"But this year, it's gonna be a good one."
New York songwriter Cassandra Jenkins was one of the hits of All Points East festival, taking to the stage on Friday afternoon (August 27).
The set was drawn mainly from the acclaimed 2021 album An Overview on Phenomenal Nature.
It is a lyrical work, and she told this newspaper much of it is a direct telling of incidents from her life.
Hard Drive
I ran into Peri at Lola's place.
Her gemstone eyes caught my gaze.
She said: "Oh, dear, I can see you've had a rough few months
But this year, it's gonna be a good one.
I'll count to three and tap your shoulder.
We're gonna put your heart back together.
So all those little pieces they took from you
They're coming back now.
They'll miss 'em too.
The album's central track is Hard Drive, a collection of encounters over a rhythm recreating time skipping forward.
The song's final scene is a birthday party for singer Lola Kirke, where Cassandra's friend Peri Lyons, a professional psychic, sees she is struggling.
"At that moment she pulled me aside and she could see that I had some heartbreak," says Cassandra. "And she started to talk about a specific person in my life and say: 'I'm not going to let you have room for them anymore. We're going to put your heart back together. We're going to take all those pieces that they took. I don't want you to give them space anymore.'
"It was much more in depth than I ended up writing into the song, but then she counted to three and tapped my shoulder while she was doing it, and on three everyone in the party started clinking their glasses, not hearing us, but because they were about to do the birthday wish thing and give a toast.
"But she looked up and she said: 'Uh, see, it's working.'"
Cassandra laughs: "That's the kind of thing that you experience with Peri where you're just like: 'Okay, I believe you.'"
She says most people assume the "good year" was 2021, but sadly not.
"That was 2019, going into 2020. That was the year that was gonna be a good one. Can you believe that? So there's the irony there, of course, of how much weight do you put into the words of a psychic who corners you at a party?"
She adds: "The spirit behind it is very loving, and it's a loving thing to say to someone, even if it turns out not to be true."
Michelangelo
I'm a three-legged dog
Workin' with what I got
And part of me will always be
Looking for what I lost.
There's a fly around my head
Waiting for the day I drop dead.
My DNA looks pretty strange
Can you see it on my breath?
The album's opening track is inspired by the Buddhist teachings Cassandra follows.

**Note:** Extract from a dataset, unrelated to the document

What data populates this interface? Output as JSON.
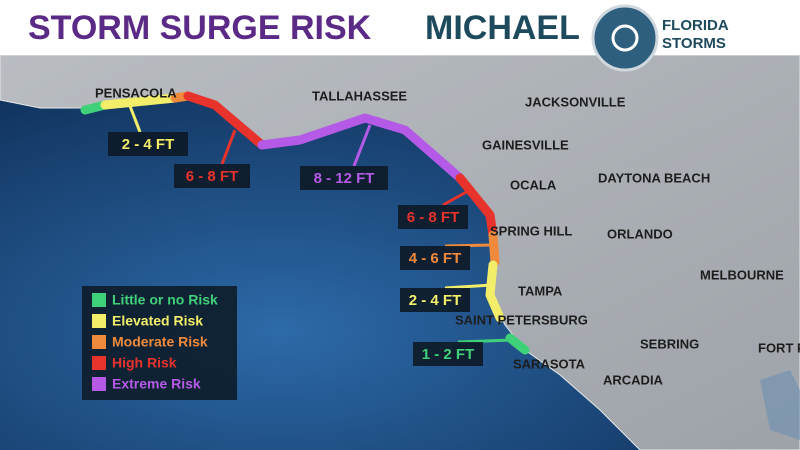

"All of the lyrics from that song, I'm basically just ripping off a bunch of dharma talks that I listen to – a lot of them in person at silent retreats. It's very much my little dharma song," she says.
"And I think one of the beauties of the dharma is that you're repeating age-old ideas and saying them in different ways."
She continues: "With the three-legged dog analogy I was thinking a lot about how trauma works and processing that, and feeling like trauma almost feels like losing a limb and having to balance yourself without that limb."
Cassandra has a mutation in the MLH1 gene – something associated with increased susceptibility to certain types of cancer.
"When I found that out, it also felt like I was missing a limb or something, and like I was handicapped from the start," she says.
"And I was feeling sorry for myself, I think, at the time, but I've continued to process that, as well through songwriting, and I'm not really feeling that way any more."
One way of approaching it can be found in the lyrics to a demo version of the song, which is available on (An Overview on) An Overview on Phenomenal Nature.
Call me Michelangelo
I'm a Teenage Mutant Ninja Turtle.
My DNA looks pretty strange.
Must be something in the water.
"I threw in that Teenage Mutant Ninja Turtle line because I was feeling like: well, I literally have a mutation in my genes so maybe it's my part of my superpower, you know? They're really my mascot."
New Bikini
My mom asked if I was okay.
I said: "Nothing to do about DNA."
She worriеd at me
And went out and bought me a nеw bikini.
The gene mutation is hereditary and Cassandra's mother has, with "strength and humour", survived cancer seven times - five different types. At 74 she is still teaching.
"So that line in New Bikini was at a time when I had just received this diagnosis, and I was also simultaneously sort of falling in love with someone," says Cassandra.
“She was like ‘well, you should take care of your health' and I was like 'well, I should also live my life because who knows how long I'll have my health'.
"It was one of those really tough conversations where we argued about whether or not I should be living my life. And then finally she heard me and was like: ‘Oh yeah, you should do that.’
“The guy’s gone, but that’s not the point.”
An Overview on Phenomenal Nature is out now, as is the single Pygmalion. Cassandra Jenkins performs at End of the Road festival in Dorset on September 4.